Potassium Regulation Flashcards
What are the two most common causes of hypokalaemia? (2)
Diuretics Hyperaldosteronism (Conn's)
Define hypokalaemia. (1)
<3.5 mmol/L
Name 5 causes of hypokalaemia. (5)
- Increased renal excretion: diuretics, hypomagnesaemia, increased aldosterone secretion (LF, HF, nephrotic, Cushings, Conn’s), exogenous mineralocorticoid, renal tubular acidosis/damage.
- GI losses: prolonged vomiting, profuse diarrhoea, ileostomies
- Redistribution into cells: alkalosis, b agonists, insulin
- reduced intake: severe dietary deficiency, inadequate replacement with IV fluids
What clinical features may accompany hypokalaemia? (2)
Usually Symptomatic.
May have muscle weakness if severe. (Also increased risk of arrhythmias)
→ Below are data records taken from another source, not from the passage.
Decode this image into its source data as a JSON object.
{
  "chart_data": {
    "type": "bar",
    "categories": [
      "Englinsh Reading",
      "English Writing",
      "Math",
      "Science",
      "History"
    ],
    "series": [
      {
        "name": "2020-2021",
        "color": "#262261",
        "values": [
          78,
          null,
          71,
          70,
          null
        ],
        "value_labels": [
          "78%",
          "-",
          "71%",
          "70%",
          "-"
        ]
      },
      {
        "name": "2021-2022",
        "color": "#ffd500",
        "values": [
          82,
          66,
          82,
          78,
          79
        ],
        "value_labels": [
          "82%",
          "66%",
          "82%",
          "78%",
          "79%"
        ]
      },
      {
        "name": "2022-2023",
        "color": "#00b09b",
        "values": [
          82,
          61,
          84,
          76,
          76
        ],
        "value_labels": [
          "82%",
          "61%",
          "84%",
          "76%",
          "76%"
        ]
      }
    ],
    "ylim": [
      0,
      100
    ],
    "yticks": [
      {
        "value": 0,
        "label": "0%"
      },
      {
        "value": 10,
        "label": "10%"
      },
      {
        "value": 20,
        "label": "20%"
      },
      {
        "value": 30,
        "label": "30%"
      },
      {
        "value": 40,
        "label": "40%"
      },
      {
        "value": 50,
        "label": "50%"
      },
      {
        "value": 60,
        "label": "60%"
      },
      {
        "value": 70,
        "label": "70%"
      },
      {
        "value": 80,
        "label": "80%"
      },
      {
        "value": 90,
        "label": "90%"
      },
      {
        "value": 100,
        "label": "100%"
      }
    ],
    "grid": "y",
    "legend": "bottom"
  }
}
Which drug level should be checked if patient is found to be hypokalaemic? (1)
Digoxin
What are the ecg changes you may see in severe hypokalaemia? (2)
U waves
Small T
Long PR
Long QT
Before correcting hypokalaemia, which other electrolyte imbalance should be normalised first? (1)
Hypomagnesaemia
Name 4 causes of hyperkalaemia. (4)
Decreased excretion: AKI, drugs (ACEi, potassium sparing diuretics, NSAIDs, ciclosporin, heparin), Addison’s
Redistribution: DKA, metabolic acidosis, tissue necrosis
Increased intake: potassium chloride, salt substitute, transfusion of stored blood.
Describe the progression of ECG changes seen in hyperkalaemia. (3)
Tall tented T waves
Flattened P waves
Widened QRS
Mild hyperkalaemia can be treated with dietary potassium restriction, restriction of causative drugs and loop diuretic to increase excretion.
When is hyperkalaemia a medical emergency requiring immediate action? (2)
If severe (>6.5 mmol/L) or >6.0 mmol/L with ECG changes
Describe the emergency management of hyperkalaemia. (3)
Calcium gluconate: 10ml of 10%, repeat after 5 mins if ECG persists
Insulin/glucose: 10u with 50ml of 50%. Effects last 1-2 hours.
Salbutamol 10mg
Calcium resonium: to bind dietary potassium.
Stop causative drugs, monitor blood glucose and potassium.